Di Va Ly, 43, a Springfield, Mo., man previously accused of bilking money from an elderly woman, was charged with theft after being accused of leading several foreigners to believe he could arrange permanent U.S. residency for them in exchange for money.

Gov. Nikki Haley of South Carolina, a Republican, posted on social-media sites a picture of a Beretta PX4 Storm pistol she got for Christmas, saying she must have been good to have received such a nice present from Santa Claus.

Steve Whitcomb, a New Hampshire volunteer firefighter, arrived at the scene of a fatal car crash only to realize the victim was his 30-year-old daughter, Katie Hamilton.

Colin Farquhar, the Turks and Caicos Islands police commissioner, said authorities ended the search for victims from the capsizing of a Haitian migrant vessel, in which at least 17 people died, after no additional bodies were found.

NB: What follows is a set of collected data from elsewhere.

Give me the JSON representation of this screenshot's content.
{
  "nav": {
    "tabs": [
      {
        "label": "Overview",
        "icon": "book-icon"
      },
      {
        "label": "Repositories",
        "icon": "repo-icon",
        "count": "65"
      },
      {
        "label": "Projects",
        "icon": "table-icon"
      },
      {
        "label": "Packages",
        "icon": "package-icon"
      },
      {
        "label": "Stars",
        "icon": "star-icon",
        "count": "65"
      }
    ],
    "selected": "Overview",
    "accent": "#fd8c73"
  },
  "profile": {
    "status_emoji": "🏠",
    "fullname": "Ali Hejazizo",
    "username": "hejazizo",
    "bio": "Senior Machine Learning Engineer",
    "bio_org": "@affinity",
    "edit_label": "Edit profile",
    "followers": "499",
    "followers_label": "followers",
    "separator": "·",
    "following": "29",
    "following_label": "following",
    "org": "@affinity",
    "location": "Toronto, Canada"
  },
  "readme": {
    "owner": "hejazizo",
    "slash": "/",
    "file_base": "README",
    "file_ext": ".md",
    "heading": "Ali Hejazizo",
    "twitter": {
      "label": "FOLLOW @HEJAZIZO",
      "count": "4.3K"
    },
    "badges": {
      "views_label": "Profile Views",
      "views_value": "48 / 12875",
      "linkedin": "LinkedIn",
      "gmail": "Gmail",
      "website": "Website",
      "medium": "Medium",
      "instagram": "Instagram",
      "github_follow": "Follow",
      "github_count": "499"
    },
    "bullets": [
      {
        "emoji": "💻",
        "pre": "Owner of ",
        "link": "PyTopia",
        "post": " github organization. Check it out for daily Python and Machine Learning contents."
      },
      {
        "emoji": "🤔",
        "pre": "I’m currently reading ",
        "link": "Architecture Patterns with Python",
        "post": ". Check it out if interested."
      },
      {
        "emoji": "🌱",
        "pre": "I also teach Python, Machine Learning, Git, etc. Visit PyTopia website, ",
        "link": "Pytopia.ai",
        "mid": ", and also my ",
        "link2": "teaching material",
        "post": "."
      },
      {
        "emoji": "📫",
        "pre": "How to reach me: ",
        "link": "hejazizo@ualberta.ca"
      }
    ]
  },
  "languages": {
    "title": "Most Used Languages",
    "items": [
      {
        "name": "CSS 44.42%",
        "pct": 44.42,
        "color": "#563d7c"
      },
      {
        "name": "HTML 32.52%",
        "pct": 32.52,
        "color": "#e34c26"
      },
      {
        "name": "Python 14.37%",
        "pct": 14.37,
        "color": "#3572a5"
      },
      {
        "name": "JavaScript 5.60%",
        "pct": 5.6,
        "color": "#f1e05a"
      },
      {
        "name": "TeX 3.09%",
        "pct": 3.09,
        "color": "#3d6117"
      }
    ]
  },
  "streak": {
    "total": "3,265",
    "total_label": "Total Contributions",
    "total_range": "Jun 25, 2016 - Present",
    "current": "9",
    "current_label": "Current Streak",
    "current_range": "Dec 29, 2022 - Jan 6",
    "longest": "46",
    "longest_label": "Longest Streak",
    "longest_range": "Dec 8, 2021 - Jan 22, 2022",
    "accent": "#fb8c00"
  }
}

Brian Jackson, a U.S. district judge, ruled that death-row conditions during summer months at the Louisiana State Penitentiary in Angola are unsafe and violate constitutional protections against cruel and unusual punishment, telling the state to give him a plan by Feb. 17 to cool the cells so the heat index never goes above 88 degrees.

Wang Yi, China’s foreign minister, said a visit by Japanese Prime Minister Shinzo Abe to a contentious shrine to World War II dead, which includes 14 convicted war criminals, “has created major new political obstacles for already strained Sino-Japanese relations, and China won’t ever tolerate it.”

Ronald Marc Klotzer, a Montana attorney, pleaded no contest to a misdemeanor for making threats against District Judge Karen Townsend in a ploy to get her to recuse herself from his civil case.